New Corrections plan for Māori reoffending “repeat of failed policies”

The Hōkai Rangi plan for reducing Māori reoffending announced today fails to fulfil the Waitangi Tribunal’s recommendations, says justice organisation People Against Prisons Aotearoa. Minister Kelvin Davis announced the plan this morning, which aims to reduce the proportion of Māori prisoners from over 50% to 15%. Details made public so far include changes in visitation and rehabilitation programme procedures, sensitivity training for prison officers and administrators, and “co-design” of the Corrections system with Māori in the context of a Treaty partnership.

“In 2017 the Waitangi Tribunal found that Corrections needed a strategy to fix the very high rate at which Māori are reimprisoned. In that report, the Tribunal noted that Corrections was not making policy that responded to the causes of Māori mass incarceration,” says People Against Prisons Aotearoa spokesperson Emilie Rākete. “Now, in 2019, the new Corrections strategy still totally ignores the structural causes of Māori mass incarceration.”

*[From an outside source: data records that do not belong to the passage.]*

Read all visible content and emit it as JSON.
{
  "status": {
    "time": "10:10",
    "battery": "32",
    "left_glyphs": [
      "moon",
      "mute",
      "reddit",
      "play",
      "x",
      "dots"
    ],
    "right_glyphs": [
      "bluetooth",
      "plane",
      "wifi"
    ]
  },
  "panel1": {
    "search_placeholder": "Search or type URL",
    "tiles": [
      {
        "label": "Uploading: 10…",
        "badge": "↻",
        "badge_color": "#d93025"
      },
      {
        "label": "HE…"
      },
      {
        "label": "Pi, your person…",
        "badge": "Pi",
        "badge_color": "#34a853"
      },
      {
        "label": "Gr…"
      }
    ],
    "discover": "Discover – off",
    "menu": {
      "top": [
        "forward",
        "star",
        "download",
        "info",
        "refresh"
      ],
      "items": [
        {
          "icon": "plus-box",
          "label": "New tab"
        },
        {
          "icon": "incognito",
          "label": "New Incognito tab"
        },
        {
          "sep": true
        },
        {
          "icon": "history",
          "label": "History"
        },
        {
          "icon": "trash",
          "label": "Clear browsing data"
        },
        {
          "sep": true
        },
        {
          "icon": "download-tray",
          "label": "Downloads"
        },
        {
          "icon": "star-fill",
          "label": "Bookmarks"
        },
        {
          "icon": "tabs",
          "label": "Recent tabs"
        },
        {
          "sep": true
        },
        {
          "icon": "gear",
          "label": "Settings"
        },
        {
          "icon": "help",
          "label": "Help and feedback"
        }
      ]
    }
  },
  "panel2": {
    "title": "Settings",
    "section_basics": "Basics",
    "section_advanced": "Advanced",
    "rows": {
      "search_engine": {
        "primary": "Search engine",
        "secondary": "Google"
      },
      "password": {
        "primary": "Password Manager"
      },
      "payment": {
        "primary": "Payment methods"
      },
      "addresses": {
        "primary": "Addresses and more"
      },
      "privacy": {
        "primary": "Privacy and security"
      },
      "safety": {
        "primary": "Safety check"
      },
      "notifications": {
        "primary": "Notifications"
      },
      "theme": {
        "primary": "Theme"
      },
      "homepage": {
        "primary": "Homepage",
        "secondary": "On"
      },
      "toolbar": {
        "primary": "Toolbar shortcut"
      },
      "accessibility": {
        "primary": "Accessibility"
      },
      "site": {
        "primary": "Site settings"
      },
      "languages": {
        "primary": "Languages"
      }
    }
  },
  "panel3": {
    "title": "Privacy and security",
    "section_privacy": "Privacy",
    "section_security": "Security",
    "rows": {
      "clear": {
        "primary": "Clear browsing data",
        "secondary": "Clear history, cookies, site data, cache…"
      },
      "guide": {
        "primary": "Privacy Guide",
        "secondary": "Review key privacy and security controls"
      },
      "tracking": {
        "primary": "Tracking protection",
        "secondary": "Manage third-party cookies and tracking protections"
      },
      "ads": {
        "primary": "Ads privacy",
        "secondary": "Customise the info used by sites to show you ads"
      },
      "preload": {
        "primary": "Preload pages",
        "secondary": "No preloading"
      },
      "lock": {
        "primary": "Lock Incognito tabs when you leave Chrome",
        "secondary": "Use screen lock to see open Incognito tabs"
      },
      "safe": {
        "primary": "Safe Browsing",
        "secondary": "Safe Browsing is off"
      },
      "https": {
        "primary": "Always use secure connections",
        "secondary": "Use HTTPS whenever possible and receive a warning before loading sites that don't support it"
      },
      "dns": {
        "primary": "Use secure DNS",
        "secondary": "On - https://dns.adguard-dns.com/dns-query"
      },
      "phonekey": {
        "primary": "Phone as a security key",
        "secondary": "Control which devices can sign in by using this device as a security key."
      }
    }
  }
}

“Māori live in the worst poverty, with the most crowded schools, and in the most unhealthy housing in the country, and that’s what causes mass incarceration,” says Rākete. “Vague promises that visits from whānau will be easier, there might be more addiction counselling, and prison officers will do a course on not being racist does not fix these. Hōkai Rangi is just proposing services that already exist in prisons and have already totally failed to reduce Māori reimprisonment.”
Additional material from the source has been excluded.